Of course the issue here isn’t the small-print, the project has been ratified by the Romanian government already and tested successfully and extensively in the courts. No, with the democratic arguments won in favour of the project, from parliament to the people (locals overwhelmingly want the mine as local election results show) this is both a bureaucratic and very destructive stalling tactic.
This anti-democratic attempt to block the mine is typical of the methods used by the environmentalists opposing the mine. For example greens living in the machinery of the European Union have been threatening Romania’s ascension setting up the goldmine as “the one particular problem facing Romania”. Additionally, a disinformation campaign targeting US and European liberal opinion has been financed by the shadowy billionaire George Soros - most notably through the film Gold Futures shown on PBS and exposed on this website as a pack of lies.
Going as it were over the heads of the Romanians themselves this campaign has exerted a tremendous pressure on the Romanian government. And it seems that through the person of the environmental minister they have at the eleventh hour struck a blow against the wishes and interests consistently expressed by Romanians.
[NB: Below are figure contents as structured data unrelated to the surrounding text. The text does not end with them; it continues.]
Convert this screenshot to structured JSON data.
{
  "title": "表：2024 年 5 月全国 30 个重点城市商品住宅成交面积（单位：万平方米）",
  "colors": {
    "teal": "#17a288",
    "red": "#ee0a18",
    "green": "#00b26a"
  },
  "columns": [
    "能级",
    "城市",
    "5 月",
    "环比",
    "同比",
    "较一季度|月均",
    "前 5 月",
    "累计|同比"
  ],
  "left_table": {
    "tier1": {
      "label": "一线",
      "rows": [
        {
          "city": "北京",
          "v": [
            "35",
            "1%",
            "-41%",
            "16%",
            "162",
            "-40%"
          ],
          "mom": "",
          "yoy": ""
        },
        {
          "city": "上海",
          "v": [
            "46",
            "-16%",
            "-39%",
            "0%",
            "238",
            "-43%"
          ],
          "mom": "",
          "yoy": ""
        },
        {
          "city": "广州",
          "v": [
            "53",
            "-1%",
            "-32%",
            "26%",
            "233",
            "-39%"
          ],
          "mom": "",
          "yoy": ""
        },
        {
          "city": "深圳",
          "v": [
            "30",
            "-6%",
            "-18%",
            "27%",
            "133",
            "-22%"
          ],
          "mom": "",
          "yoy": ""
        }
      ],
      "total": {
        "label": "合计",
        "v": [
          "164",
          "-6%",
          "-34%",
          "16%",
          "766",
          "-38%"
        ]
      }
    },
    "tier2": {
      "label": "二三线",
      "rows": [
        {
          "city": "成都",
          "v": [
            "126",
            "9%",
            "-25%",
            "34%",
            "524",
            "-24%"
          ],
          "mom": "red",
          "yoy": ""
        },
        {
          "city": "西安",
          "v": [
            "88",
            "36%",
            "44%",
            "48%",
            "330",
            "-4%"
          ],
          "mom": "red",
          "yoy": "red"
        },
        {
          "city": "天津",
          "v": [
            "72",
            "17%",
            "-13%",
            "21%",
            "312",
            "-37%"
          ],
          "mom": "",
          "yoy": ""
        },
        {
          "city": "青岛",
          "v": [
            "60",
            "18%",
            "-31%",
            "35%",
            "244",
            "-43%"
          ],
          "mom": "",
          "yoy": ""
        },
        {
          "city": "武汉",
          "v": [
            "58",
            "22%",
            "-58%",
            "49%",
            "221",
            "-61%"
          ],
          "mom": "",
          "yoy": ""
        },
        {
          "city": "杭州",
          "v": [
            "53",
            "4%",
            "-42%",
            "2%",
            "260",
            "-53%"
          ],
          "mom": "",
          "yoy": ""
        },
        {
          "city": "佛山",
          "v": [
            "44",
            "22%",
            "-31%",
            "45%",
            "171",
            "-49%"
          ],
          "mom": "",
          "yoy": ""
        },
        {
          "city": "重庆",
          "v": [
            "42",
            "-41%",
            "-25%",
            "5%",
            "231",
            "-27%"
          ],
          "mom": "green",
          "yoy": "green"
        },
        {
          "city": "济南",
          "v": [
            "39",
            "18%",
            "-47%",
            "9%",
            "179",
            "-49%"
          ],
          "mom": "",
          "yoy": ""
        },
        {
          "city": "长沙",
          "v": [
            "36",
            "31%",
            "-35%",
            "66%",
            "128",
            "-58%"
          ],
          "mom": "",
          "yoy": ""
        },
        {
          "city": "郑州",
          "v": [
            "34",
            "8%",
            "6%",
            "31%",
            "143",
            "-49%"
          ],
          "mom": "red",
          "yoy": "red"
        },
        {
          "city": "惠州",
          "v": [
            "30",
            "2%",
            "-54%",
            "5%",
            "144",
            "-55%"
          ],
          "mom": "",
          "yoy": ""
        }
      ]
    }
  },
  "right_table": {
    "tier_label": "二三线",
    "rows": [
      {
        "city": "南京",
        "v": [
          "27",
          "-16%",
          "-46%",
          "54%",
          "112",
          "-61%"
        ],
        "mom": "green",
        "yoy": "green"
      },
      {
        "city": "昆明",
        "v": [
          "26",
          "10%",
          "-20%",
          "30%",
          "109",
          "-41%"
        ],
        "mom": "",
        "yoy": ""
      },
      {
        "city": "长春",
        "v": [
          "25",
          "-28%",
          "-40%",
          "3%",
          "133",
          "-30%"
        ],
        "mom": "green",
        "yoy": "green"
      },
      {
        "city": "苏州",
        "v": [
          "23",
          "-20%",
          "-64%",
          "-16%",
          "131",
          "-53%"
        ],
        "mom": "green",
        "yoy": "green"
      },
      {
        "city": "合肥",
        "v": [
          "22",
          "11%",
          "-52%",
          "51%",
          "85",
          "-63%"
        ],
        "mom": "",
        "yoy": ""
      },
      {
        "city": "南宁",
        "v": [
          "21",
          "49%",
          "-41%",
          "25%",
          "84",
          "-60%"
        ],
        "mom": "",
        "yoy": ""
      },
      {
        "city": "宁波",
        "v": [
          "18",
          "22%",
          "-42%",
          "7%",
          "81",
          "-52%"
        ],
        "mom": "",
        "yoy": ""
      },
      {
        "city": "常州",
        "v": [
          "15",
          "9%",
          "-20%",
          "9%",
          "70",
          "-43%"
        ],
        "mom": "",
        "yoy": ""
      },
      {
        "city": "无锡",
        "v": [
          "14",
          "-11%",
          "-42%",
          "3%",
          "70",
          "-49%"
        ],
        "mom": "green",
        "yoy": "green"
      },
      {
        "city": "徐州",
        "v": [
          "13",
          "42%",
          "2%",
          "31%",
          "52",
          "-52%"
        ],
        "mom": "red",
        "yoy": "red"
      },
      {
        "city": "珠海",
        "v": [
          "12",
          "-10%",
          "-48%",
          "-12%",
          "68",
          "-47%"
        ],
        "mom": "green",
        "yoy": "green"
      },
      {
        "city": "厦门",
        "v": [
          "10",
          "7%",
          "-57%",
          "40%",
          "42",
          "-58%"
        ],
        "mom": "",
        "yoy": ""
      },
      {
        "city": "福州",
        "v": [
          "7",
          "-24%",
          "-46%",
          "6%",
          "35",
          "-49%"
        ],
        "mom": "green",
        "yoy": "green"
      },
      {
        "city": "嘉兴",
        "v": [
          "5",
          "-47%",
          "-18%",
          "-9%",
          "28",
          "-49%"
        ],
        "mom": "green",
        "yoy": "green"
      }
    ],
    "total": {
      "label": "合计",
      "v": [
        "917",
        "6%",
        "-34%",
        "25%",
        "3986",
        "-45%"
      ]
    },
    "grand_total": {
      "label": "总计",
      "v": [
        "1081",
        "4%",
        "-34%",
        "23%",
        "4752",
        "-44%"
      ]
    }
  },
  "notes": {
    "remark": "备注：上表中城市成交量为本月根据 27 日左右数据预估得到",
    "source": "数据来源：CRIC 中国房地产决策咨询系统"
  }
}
The environmentalist outlook demonstrated here is that “the planet comes before the people” an ultra-conservative “you mustn’t mess with nature” point of view. For those of us not wedded to the idea of hating humanity it is clear that the democratic wishes so far expressed by the Romanians sensibly acknowledge both the goldmine project’s plans to clean up the heavily polluted local environment and the potential to bring much needed development to a very poor area.
What is so destructive about this delaying tactic is that it undermines the mining company financially (shares dropped over 40% on the news) putting the entire project at risk and it lets the local area go to rot, over the next year Rosia Montana will continue to depopulate losing people with mining experience and generally undermining the community.
Maybe you’ve waited for an hour for a bus – bad enough. Imagine thousands waiting to go to work for an entire year, ostensibly because of some paper work.
And of course if such tactics work once who is to say that they might be deployed again with further costly and morale sapping effects on those people who want to give the future a go.
This delay cannot be brooked – those of us that have any respect for democracy and any belief in people’s transformative ability have to oppose the machinations of these environmentalist cliques.